Non si può sottacere, inoltre, che molti casi di errore diagnostico o comunque, di colpa medica per negligenza, imprudenza o imperizia, negli ospedali o nelle cliniche, derivano anche da problemi organizzativi o dalla dotazione delle strutture di apparecchiature obsolete o-comunque non al passo con il progresso scientifico. Peraltro, negli USA, in particolare in Florida, è in vigore la regola “three strik law”, la legge del baseball. Così come il battitore che sbaglia tre volte di seguito esce dal campo, il medico nei cui confronti vengano accertati tre errori lascia la corsia dell’ospedale e perde la licenza.

In Italia i giudizi pendenti per colpa medica sono oltre ventimila, con un contenzioso che supera i tre miliardi di euro. Fratture non individuate, protesi fuori misura, frammenti di bisturi incastrati nel menisco, infezioni di tutti i tipi: la casistica è davvero variegata ed allarmante. Dal 1994 al 2004 le denunce per colpa professionale sono aumentate del 148% e quelle per responsabilità della strutture sanitarie del 31%. Il costo medio dei sinistri per le strutture sanitarie è esploso al +67%, contro quello del +21% per colpe dei medici.

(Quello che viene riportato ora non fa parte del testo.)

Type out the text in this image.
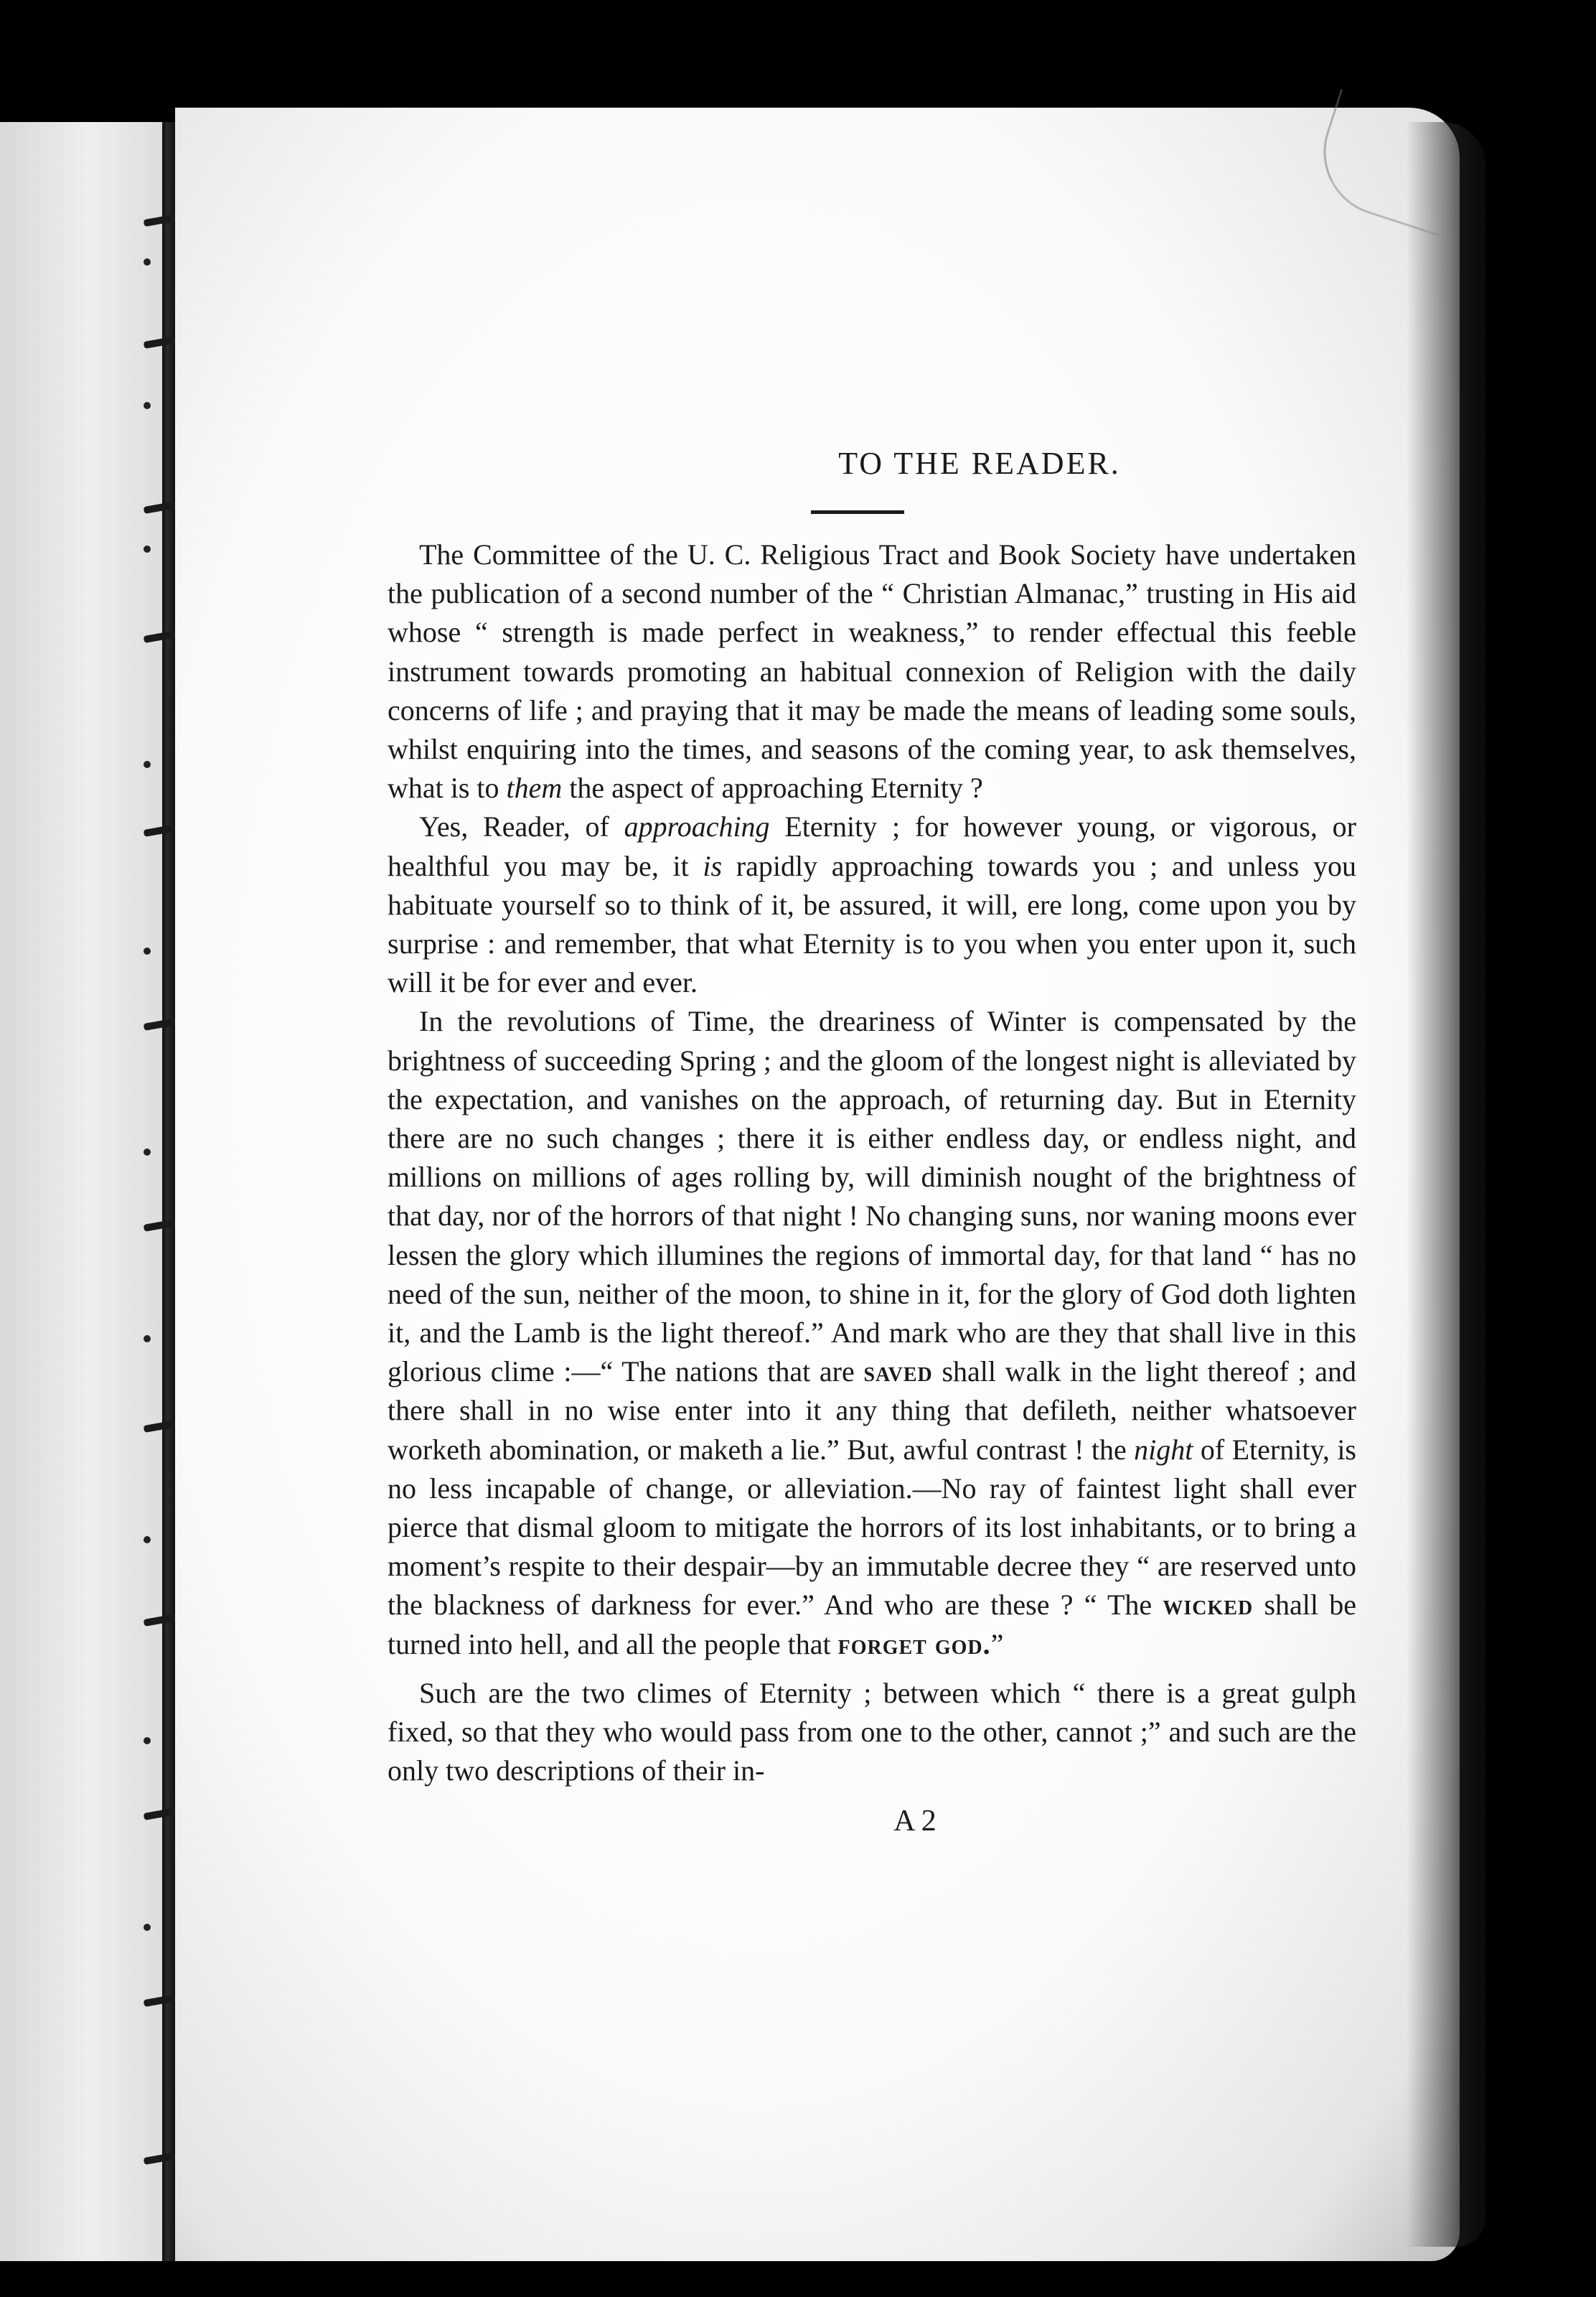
TO THE READER.

The Committee of the U. C. Religious Tract and Book Society have undertaken the publication of a second number of the “ Christian Almanac,” trusting in His aid whose “ strength is made perfect in weakness,” to render effectual this feeble instrument towards promoting an habitual connexion of Religion with the daily concerns of life ; and praying that it may be made the means of leading some souls, whilst enquiring into the times, and seasons of the coming year, to ask themselves, what is to them the aspect of approaching Eternity ?

Yes, Reader, of approaching Eternity ; for however young, or vigorous, or healthful you may be, it is rapidly approaching towards you ; and unless you habituate yourself so to think of it, be assured, it will, ere long, come upon you by surprise : and remember, that what Eternity is to you when you enter upon it, such will it be for ever and ever.

In the revolutions of Time, the dreariness of Winter is compensated by the brightness of succeeding Spring ; and the gloom of the longest night is alleviated by the expectation, and vanishes on the approach, of returning day. But in Eternity there are no such changes ; there it is either endless day, or endless night, and millions on millions of ages rolling by, will diminish nought of the brightness of that day, nor of the horrors of that night ! No changing suns, nor waning moons ever lessen the glory which illumines the regions of immortal day, for that land “ has no need of the sun, neither of the moon, to shine in it, for the glory of God doth lighten it, and the Lamb is the light thereof.” And mark who are they that shall live in this glorious clime :—“ The nations that are saved shall walk in the light thereof ; and there shall in no wise enter into it any thing that defileth, neither whatsoever worketh abomination, or maketh a lie.” But, awful contrast ! the night of Eternity, is no less incapable of change, or alleviation.—No ray of faintest light shall ever pierce that dismal gloom to mitigate the horrors of its lost inhabitants, or to bring a moment’s respite to their despair—by an immutable decree they “ are reserved unto the blackness of darkness for ever.” And who are these ? “ The wicked shall be turned into hell, and all the people that forget god.”

Such are the two climes of Eternity ; between which “ there is a great gulph fixed, so that they who would pass from one to the other, cannot ;” and such are the only two descriptions of their in-

A 2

In tale contesto la via giudiziaria, anche per il medico accusato ingiustamente, appare talvolta laboriosa ed impegnativa. Occorrono invece meccanismi rapidi di soluzione di natura stragiudiziale insieme con la previsione di un patto di conciliazione, nonché opportuni approfondimenti del Disegno di Legge Tommasini che giace in Parlamento. Occorre, inoltre, che la riforma del codice penale preveda un maggior rigore nell’accertamento del nesso causale e la definizione di nuovi istituti come la “necessità medica” per delimitare la responsabilità negli interventi urgenti. Intanto, sono scattati da tempo meccanismi di autodifesa dei medici (c.d. medicina difensiva) con trattamenti laboriosi e controlli ripetuti atti a scongiurare il rischio di finire in Tribunale.

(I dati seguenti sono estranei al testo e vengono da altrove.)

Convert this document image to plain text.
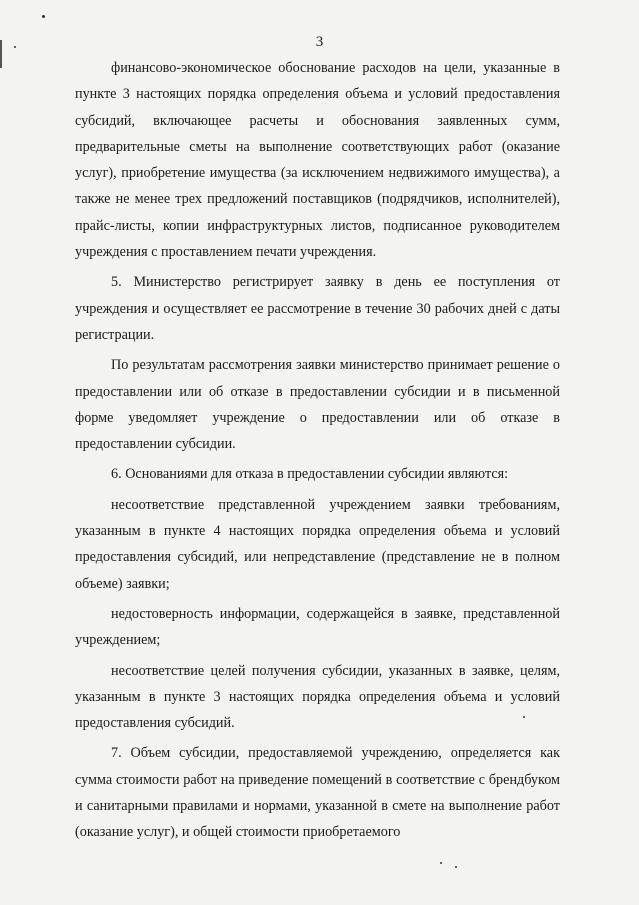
3

финансово-экономическое обоснование расходов на цели, указанные в пункте 3 настоящих порядка определения объема и условий предоставления субсидий, включающее расчеты и обоснования заявленных сумм, предварительные сметы на выполнение соответствующих работ (оказание услуг), приобретение имущества (за исключением недвижимого имущества), а также не менее трех предложений поставщиков (подрядчиков, исполнителей), прайс-листы, копии инфраструктурных листов, подписанное руководителем учреждения с проставлением печати учреждения.

5. Министерство регистрирует заявку в день ее поступления от учреждения и осуществляет ее рассмотрение в течение 30 рабочих дней с даты регистрации.

По результатам рассмотрения заявки министерство принимает решение о предоставлении или об отказе в предоставлении субсидии и в письменной форме уведомляет учреждение о предоставлении или об отказе в предоставлении субсидии.

6. Основаниями для отказа в предоставлении субсидии являются:

несоответствие представленной учреждением заявки требованиям, указанным в пункте 4 настоящих порядка определения объема и условий предоставления субсидий, или непредставление (представление не в полном объеме) заявки;

недостоверность информации, содержащейся в заявке, представленной учреждением;

несоответствие целей получения субсидии, указанных в заявке, целям, указанным в пункте 3 настоящих порядка определения объема и условий предоставления субсидий.

7. Объем субсидии, предоставляемой учреждению, определяется как сумма стоимости работ на приведение помещений в соответствие с брендбуком и санитарными правилами и нормами, указанной в смете на выполнение работ (оказание услуг), и общей стоимости приобретаемого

E’ davvero assurdo pensare che i medici possano svolgere la loro attività con l’assillo di conseguenze giudiziarie rivenienti da possibili errori strumentalizzati da un sistema risarcitorio che tiene conto di un Servizio Sanitario Nazionale .e di un meccanismo assicurativo differente da quello esistente negli USA.

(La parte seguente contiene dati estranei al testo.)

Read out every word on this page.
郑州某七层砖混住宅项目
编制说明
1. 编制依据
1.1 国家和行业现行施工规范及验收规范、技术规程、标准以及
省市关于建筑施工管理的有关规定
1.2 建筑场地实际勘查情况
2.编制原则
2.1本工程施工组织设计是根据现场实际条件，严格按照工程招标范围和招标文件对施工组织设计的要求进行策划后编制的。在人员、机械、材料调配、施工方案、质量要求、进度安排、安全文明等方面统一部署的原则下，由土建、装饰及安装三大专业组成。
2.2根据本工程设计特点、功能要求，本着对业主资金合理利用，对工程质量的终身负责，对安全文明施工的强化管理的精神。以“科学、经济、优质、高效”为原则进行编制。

Carenze organizzative, qualitative e di dotazione dei servizi offerti dalle strutture sanitarie condizionano la sicurezza e la qualità delle prestazioni mediche. La spirale di rabbia dei malati ingigantisce il terrore della classe medica, nell’ambito della quale ortopedici, chirurghi, ginecologi, oncologi e, in buona sostanza, tutti gli specialisti vedono sottoposto a dura prova l’esercizio delle loro capacità professionali. L’alta rilevanza del rischio sanitario e l’effetto negativo dell’esasperato ricorso alla via giudiziaria per la soluzione delle controversie potranno essere sanati solo sul piano legislativo e da uno sforzo comune che faccia davvero riflettere.

In caso contrario anche al medico che vedrà accertata in giudizio la correttezza del suo operato non resterà che agire contro il paziente. Lo farà certamente a malincuore, memore di un giuramento di Ippocrate divenuto, purtroppo, un archetipo, travolto dal malessere di una società complessa e votata, più che al confronto, al conflitto.